Thursday 19 April 2012

Common Space in Chinatown

Common space in Chinatown: (Pagoda Street, Smith Street, Temple Street)  
-Coffee shops
-People's Park Shopping Centre
-Chinatown Complex
-Chess area 
-Events

These are some areas where people from different races, background and ideas interact with each other. Everyone in Singapore are free to go to these places. Events like singing competition and dancing practices are organised. Banners attract people and they gather to watch performances. The chess area in the bottom picture shown also facilitates interaction among people, mostly old folks. 


These interactions are important as the people will recognise themselves as members of the community, compromise with one another as well as create a common identity among themselves in Chinatown, cultivating a sense of belonging. 

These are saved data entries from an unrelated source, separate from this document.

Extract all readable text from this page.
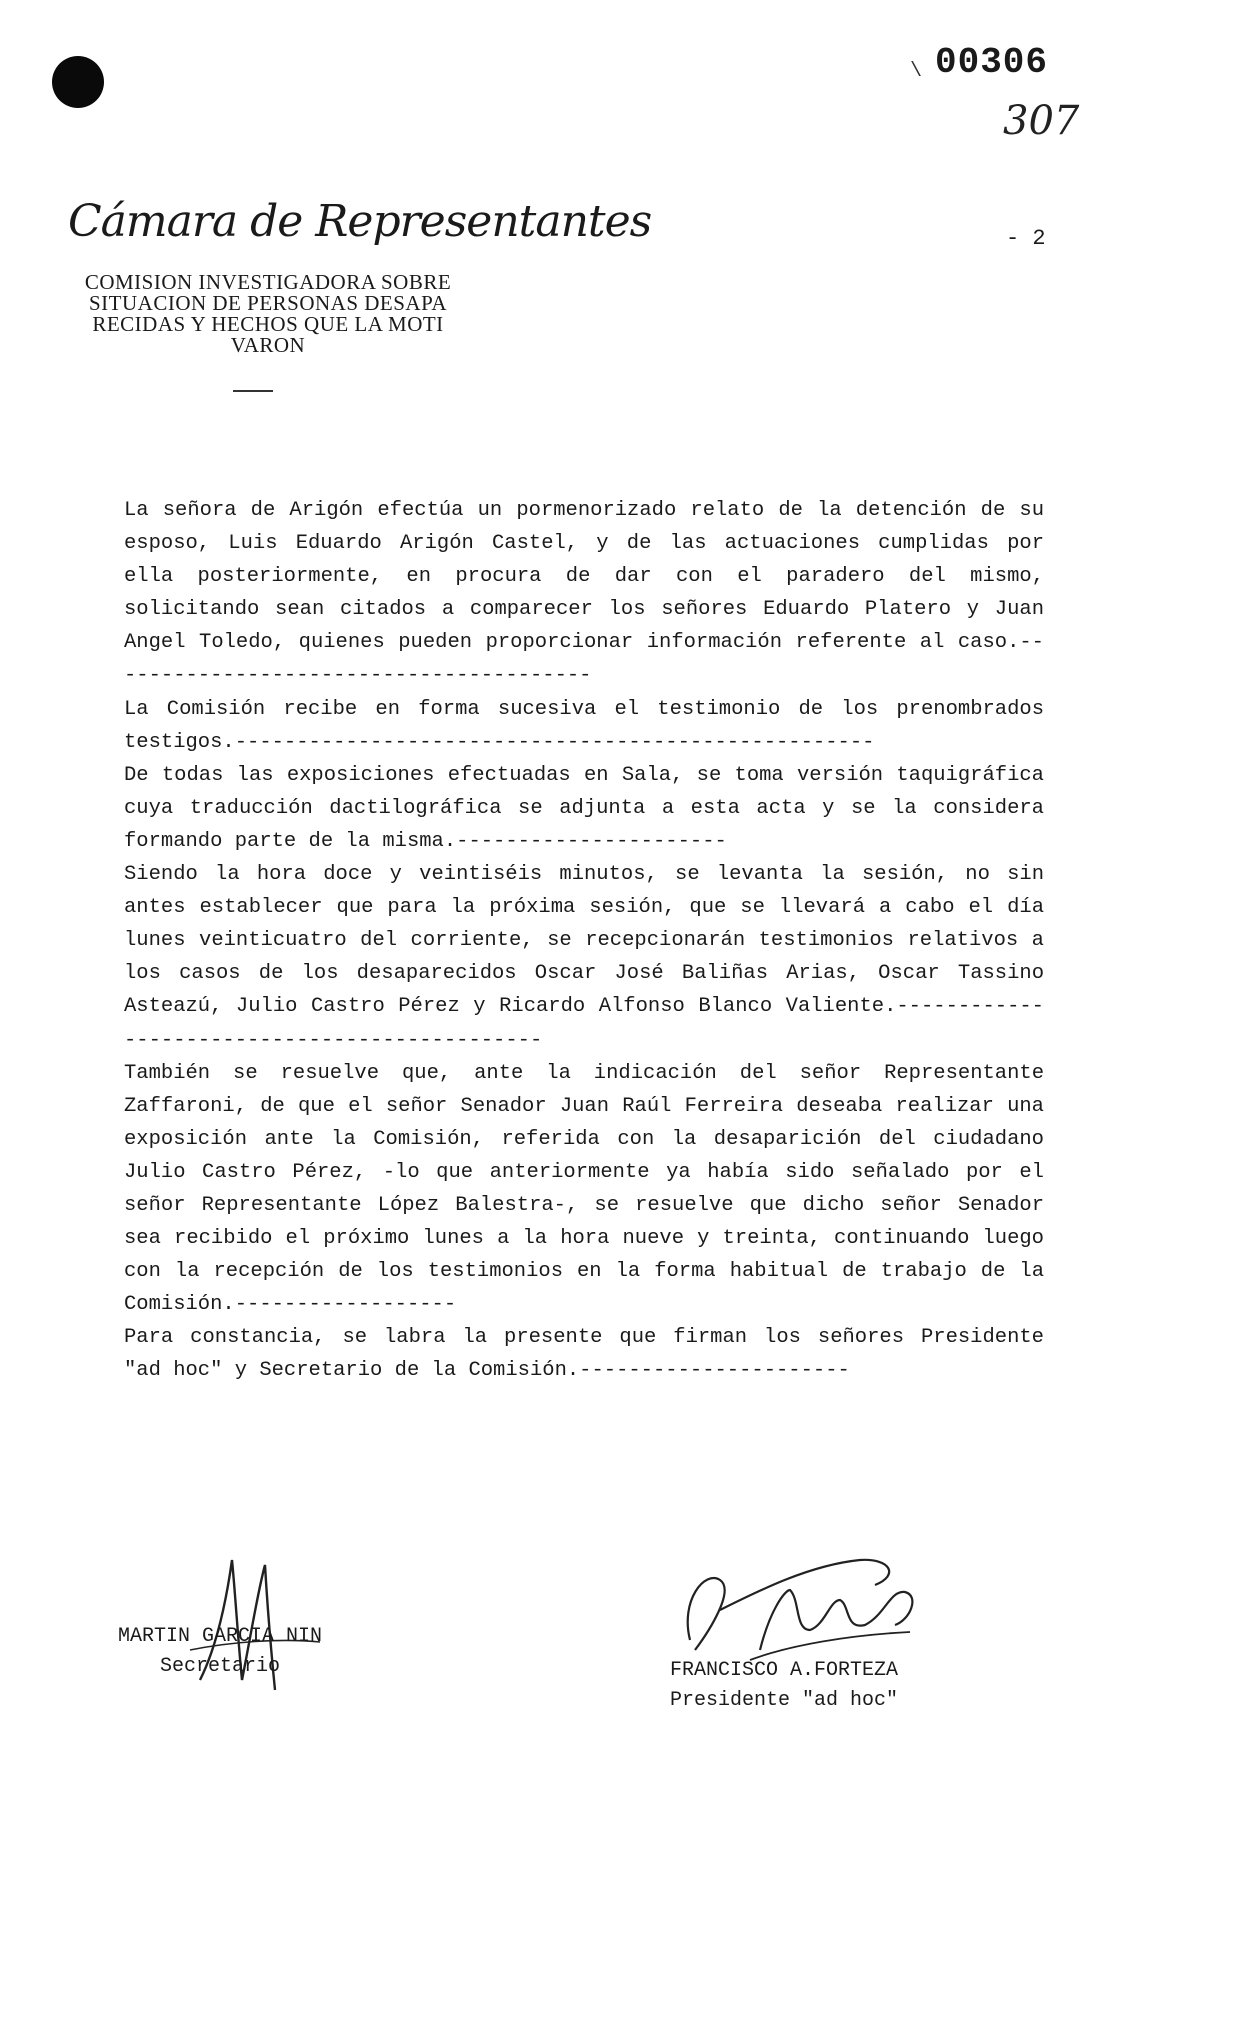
\ 00306
307
Cámara de Representantes	- 2
COMISION INVESTIGADORA SOBRE
SITUACION DE PERSONAS DESAPA
RECIDAS Y HECHOS QUE LA MOTI
VARON

La señora de Arigón efectúa un pormenorizado relato de la detención de su esposo, Luis Eduardo Arigón Castel, y de las actuaciones cumplidas por ella posteriormente, en procura de dar con el paradero del mismo, solicitando sean citados a comparecer los señores Eduardo Platero y Juan Angel Toledo, quienes pueden proporcionar información referente al caso.----------------------------------------

La Comisión recibe en forma sucesiva el testimonio de los prenombrados testigos.----------------------------------------------------

De todas las exposiciones efectuadas en Sala, se toma versión taquigráfica cuya traducción dactilográfica se adjunta a esta acta y se la considera formando parte de la misma.----------------------

Siendo la hora doce y veintiséis minutos, se levanta la sesión, no sin antes establecer que para la próxima sesión, que se llevará a cabo el día lunes veinticuatro del corriente, se recepcionarán testimonios relativos a los casos de los desaparecidos Oscar José Baliñas Arias, Oscar Tassino Asteazú, Julio Castro Pérez y Ricardo Alfonso Blanco Valiente.----------------------------------------------

También se resuelve que, ante la indicación del señor Representante Zaffaroni, de que el señor Senador Juan Raúl Ferreira deseaba realizar una exposición ante la Comisión, referida con la desaparición del ciudadano Julio Castro Pérez, -lo que anteriormente ya había sido señalado por el señor Representante López Balestra-, se resuelve que dicho señor Senador sea recibido el próximo lunes a la hora nueve y treinta, continuando luego con la recepción de los testimonios en la forma habitual de trabajo de la Comisión.------------------

Para constancia, se labra la presente que firman los señores Presidente "ad hoc" y Secretario de la Comisión.----------------------

FRANCISCO A.FORTEZA
Presidente "ad hoc"
MARTIN GARCIA NIN
Secretario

Having temples for different faiths built in Chinatown like the Sri Mariamman Temple for the Indians, Al-Abrar Mosque for the Malays and Thian Hock Keng Temple for the Chinese, it allows the interaction between different races and religion. This peaceful co-existence of the different places of worship in the same area reflects our racial and religious harmony. This is especially important we are a multi-cultural society. Co-existing harmoniously prevents race riots and racial tensions. 


However, though this common space aims to create a common identity, it is diluting the orginal identity of Chinatown as more and more people that are not Chinese are gathering there. Moreover, those people who prefer old chinatown much more than the new chinatown (mostly middle-aged to elderly Chinese) would not have a sense of rootedness to the place. This defeats the purpose of having common space.